Q. Is that it? Shrug?
Why not apply the other tips you have learnt?
(i) Label your emotion and be specific. That will help alleviate the turmoil.
(ii) Remind yourself that it is you who is making yourself distressed, not the theft.
(iii) How will you feel about this a year from now?
(iv) Is a button being pressed?
(v) Has a ‘should’ been violated?
Q. Yes, I could shrug a lot more. If my footy team loses, I could just shrug. If I am insulted by someone, I could just shrug. If I practise the shrug often enough, for long enough, I’d become super easygoing. Nothing would get to me.
But do I want that? Do I want to be Mr/Mrs Serenity? No, because I think my life would lack colour. I want to experience the little irritations of life. I sort of want to feel the disappointment of seeing my footy team lose. If I had a magic pill that would take that disappointment away, I wouldn’t take it. Somehow, it feels important to me that I am able to experience the awful pain of seeing my footy team lose.

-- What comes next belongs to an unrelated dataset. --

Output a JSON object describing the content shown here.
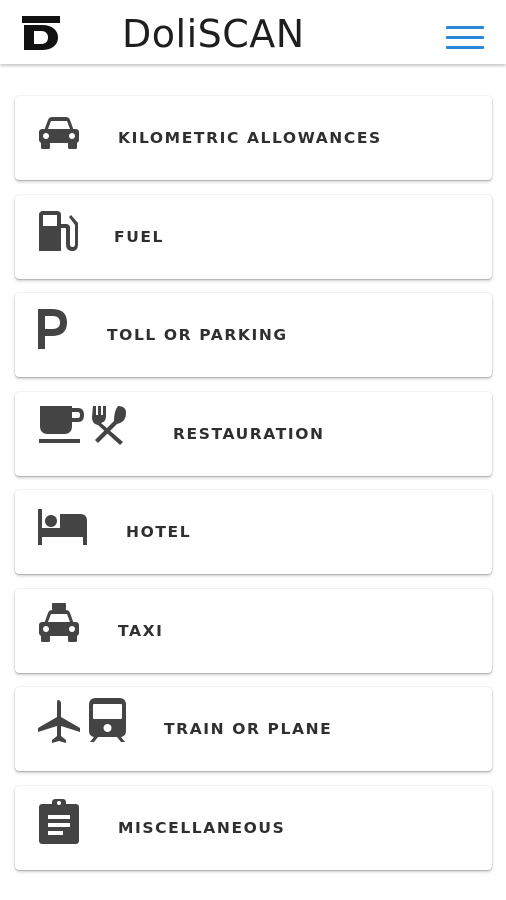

Besides, if I didn’t feel that pain, would I feel the exquisite pleasure of seeing them win? Would life become bland?
So no, I don’t want to ameliorate most of my disappointments with a shrug. I don’t want to become Mr Serenity.
Fair point.
Perhaps we can consider developing the skill of shrugging, but not always applying it? Yes, let’s gain the ability to shrug, without always taking that option.
Q. And if I shrug, could it mean that I am simply frightened of something? Yes, I could just shrug if I am insulted by someone, but in some situations I might prefer to stick up for myself, and put the other person in their place, rather than shrug.
Some people are taught that conflict is bad, and if they are insulted they should ‘turn the other cheek’ and ‘don’t react’. Those people may think that they are dealing with the incident in a mature way (and they may be), but it could also mean that are inhibited from sticking up for themselves by a fear of conflict.
Good point. In that instance, to apply de Bono’s shrug could be a poor option.
Like all the other suggestions in this tome, evaluate their worth and ask if they apply to you. Or sometimes apply to you.
Q. To apply de Bono’s shrug might wallpaper over our deeper concerns, and we don’t want that. Elsewhere in this book you write about a road-rager who chose to do an anger management course. The road rager complied, discovered the buttons in him that were being pressed, and found ways to calm himself down. Had that young man been told to simply apply de Bono’s shrug, it would not have helped him. He might even have ‘bottled it up’, and eventually become even more explosive.
Yes. In some situations a person might be better off figuring out why something upsets them, rather than just shrugging. We can ask ourselves, ‘What button is being pressed within me’?’